The Gang of Four's Dave Allen wrote an interesting take on the relationship between the Web and music, taking up the thought that "The browser is the new iPod." As a consequence of that, he foresees the death of the album as the organizing principle for salable music. In the comments section, he writes;
Music recorded on analog 16 track machine, and not dumbed down to 44.1khz to accommodate transfer to crappy CD, pressed direct to a metal mother from 1/2″ tape and then pressed to vinyl which comes with MP3 and Lossless files, is the future I look forward to..or rather a reversion to the past…
Whether he realizes it or not, the future he envisions is more retro than he writes. The album became the dominant musical mode in the 1960s; before that, the single was the dominant mode, and albums were often collections of singles padded with a few extra songs. The Beatles did a lot to advance the album as the mature expression of an artistic vision that couldn't be contained by a single or EP, and the industry became so invested in the concept that it phased out the single in the early 1990s, in effect forcing people who only liked a song or two to buy the album. That short-sightedness in effect forced the creation of a music underground so people could get what they actually wanted.

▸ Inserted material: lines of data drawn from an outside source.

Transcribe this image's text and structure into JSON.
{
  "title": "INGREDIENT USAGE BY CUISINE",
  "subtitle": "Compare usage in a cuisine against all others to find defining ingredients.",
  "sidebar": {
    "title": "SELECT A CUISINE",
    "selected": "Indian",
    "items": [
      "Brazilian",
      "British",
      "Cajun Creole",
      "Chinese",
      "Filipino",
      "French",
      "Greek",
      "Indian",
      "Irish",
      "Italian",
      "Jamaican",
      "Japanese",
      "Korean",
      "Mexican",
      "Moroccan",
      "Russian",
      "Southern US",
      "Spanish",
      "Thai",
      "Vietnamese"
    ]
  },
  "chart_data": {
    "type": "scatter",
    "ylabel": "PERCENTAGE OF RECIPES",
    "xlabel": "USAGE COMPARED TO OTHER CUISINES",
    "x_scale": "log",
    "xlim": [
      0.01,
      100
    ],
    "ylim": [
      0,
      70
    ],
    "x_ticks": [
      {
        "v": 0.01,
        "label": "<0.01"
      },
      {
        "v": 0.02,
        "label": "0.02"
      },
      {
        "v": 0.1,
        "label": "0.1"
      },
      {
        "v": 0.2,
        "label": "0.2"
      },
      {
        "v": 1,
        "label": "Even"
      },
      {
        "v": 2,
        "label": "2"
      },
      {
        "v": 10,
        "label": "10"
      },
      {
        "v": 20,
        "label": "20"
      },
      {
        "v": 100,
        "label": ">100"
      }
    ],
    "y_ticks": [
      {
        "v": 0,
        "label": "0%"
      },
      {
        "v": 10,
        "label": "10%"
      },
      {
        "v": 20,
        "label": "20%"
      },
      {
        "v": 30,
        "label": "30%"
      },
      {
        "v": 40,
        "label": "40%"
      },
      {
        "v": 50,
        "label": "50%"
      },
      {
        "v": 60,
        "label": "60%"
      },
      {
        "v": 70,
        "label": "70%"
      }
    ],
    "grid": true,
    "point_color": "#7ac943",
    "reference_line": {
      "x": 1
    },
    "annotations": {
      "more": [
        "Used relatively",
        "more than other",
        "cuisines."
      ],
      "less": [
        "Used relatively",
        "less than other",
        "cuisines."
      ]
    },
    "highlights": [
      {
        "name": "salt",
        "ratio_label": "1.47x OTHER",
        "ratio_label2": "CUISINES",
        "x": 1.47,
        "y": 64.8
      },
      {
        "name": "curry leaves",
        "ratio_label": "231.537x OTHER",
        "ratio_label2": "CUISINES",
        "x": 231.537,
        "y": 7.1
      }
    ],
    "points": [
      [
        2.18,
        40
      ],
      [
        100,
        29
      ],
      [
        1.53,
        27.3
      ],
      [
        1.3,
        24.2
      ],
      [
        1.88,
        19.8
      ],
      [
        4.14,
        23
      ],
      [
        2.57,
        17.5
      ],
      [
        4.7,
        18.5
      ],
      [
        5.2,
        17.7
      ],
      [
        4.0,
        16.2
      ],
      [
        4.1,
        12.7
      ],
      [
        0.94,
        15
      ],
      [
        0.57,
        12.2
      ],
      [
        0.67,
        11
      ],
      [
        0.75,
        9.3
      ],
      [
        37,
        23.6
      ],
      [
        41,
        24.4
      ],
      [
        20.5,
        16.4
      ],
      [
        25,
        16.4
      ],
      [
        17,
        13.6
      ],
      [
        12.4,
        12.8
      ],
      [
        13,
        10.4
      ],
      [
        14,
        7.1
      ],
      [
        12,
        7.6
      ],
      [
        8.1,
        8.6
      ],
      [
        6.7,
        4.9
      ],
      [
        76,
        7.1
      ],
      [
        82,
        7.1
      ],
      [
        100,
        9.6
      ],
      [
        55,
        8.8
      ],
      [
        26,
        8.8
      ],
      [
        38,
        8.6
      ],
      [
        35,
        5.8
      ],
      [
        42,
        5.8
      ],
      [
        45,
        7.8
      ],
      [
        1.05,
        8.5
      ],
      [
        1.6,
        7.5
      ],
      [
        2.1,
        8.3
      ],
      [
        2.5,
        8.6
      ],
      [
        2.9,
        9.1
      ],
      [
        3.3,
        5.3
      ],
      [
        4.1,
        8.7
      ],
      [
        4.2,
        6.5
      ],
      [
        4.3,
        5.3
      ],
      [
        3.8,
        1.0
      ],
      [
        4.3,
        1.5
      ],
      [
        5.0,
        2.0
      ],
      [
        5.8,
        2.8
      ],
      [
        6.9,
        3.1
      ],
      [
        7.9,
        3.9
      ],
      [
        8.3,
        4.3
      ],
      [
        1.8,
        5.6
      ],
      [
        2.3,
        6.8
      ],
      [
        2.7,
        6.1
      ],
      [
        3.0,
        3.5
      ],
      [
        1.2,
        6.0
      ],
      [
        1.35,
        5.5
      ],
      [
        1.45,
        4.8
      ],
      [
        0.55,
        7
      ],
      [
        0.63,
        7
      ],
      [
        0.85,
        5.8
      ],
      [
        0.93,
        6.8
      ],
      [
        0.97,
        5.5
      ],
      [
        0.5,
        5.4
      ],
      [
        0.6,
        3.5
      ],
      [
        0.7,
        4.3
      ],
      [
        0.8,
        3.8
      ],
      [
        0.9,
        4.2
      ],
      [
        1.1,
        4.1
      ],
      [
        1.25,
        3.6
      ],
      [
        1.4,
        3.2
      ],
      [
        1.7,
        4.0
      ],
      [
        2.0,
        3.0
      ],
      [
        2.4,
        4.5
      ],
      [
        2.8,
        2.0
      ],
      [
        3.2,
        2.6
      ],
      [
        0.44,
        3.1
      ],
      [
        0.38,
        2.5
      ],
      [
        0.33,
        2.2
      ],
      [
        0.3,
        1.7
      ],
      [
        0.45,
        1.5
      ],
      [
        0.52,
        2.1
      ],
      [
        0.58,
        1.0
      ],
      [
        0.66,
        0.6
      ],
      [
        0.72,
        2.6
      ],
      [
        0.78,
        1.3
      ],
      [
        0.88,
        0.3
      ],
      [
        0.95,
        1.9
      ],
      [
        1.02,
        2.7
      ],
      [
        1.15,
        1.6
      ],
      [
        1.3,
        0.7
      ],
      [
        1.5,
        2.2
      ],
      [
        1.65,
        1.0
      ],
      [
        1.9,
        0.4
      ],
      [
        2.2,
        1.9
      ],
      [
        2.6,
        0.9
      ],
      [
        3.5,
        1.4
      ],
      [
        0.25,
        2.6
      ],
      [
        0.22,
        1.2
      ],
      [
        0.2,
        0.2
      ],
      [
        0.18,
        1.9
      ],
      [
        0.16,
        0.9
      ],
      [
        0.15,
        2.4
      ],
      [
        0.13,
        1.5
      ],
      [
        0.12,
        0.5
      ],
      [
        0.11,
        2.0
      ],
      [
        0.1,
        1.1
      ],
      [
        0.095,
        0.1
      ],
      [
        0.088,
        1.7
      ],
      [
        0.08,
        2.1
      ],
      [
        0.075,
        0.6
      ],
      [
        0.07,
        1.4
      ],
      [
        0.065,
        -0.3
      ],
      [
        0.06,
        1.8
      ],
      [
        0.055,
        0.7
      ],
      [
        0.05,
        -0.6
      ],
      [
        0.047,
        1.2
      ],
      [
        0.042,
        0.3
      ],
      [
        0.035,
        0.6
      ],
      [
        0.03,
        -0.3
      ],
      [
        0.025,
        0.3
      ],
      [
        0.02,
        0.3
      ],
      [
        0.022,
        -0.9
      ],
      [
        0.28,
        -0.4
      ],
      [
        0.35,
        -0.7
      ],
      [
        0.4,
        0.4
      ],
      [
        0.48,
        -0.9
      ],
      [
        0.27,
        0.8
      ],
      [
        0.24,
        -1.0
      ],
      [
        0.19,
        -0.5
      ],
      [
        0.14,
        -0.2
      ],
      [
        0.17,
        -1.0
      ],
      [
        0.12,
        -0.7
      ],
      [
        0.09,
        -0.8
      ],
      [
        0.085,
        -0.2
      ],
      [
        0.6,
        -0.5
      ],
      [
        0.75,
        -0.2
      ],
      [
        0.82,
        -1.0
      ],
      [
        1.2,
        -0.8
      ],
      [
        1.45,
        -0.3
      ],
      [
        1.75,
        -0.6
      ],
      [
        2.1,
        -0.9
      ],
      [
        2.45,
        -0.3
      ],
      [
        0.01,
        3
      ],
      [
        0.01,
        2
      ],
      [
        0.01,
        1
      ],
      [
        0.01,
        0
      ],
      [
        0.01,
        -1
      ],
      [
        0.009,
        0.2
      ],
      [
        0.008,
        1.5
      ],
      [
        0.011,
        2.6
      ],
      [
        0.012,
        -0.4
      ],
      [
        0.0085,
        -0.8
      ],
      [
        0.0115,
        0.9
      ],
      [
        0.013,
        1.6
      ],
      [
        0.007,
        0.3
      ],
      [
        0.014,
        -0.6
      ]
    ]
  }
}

The return to singles and EPs as the dominant mode of music production makes a lot of sense, moving the artist from an industry-dictated production schedule to a creativity-oriented one - cut songs when you've got them - but it doesn't necessarily mean the album is dead. There were at least two different kinds of consumers in the '60s and '70s - those who wanted the songs they liked to sing and dance to, and those who thought of the album as art (to simplify the terms, perhaps unfairly) - and there's no reason to think the latter audience will disappear. Albums cost more than singles and required a greater investment of time to hear, so they were never the easiest, most efficient way to consume music. They provided a different experience than a single did, and that difference will continue to exist and be addressed. But artists who don't have album-length thoughts or album-oriented aspirations will no longer have to pollute the market to have a place in the market.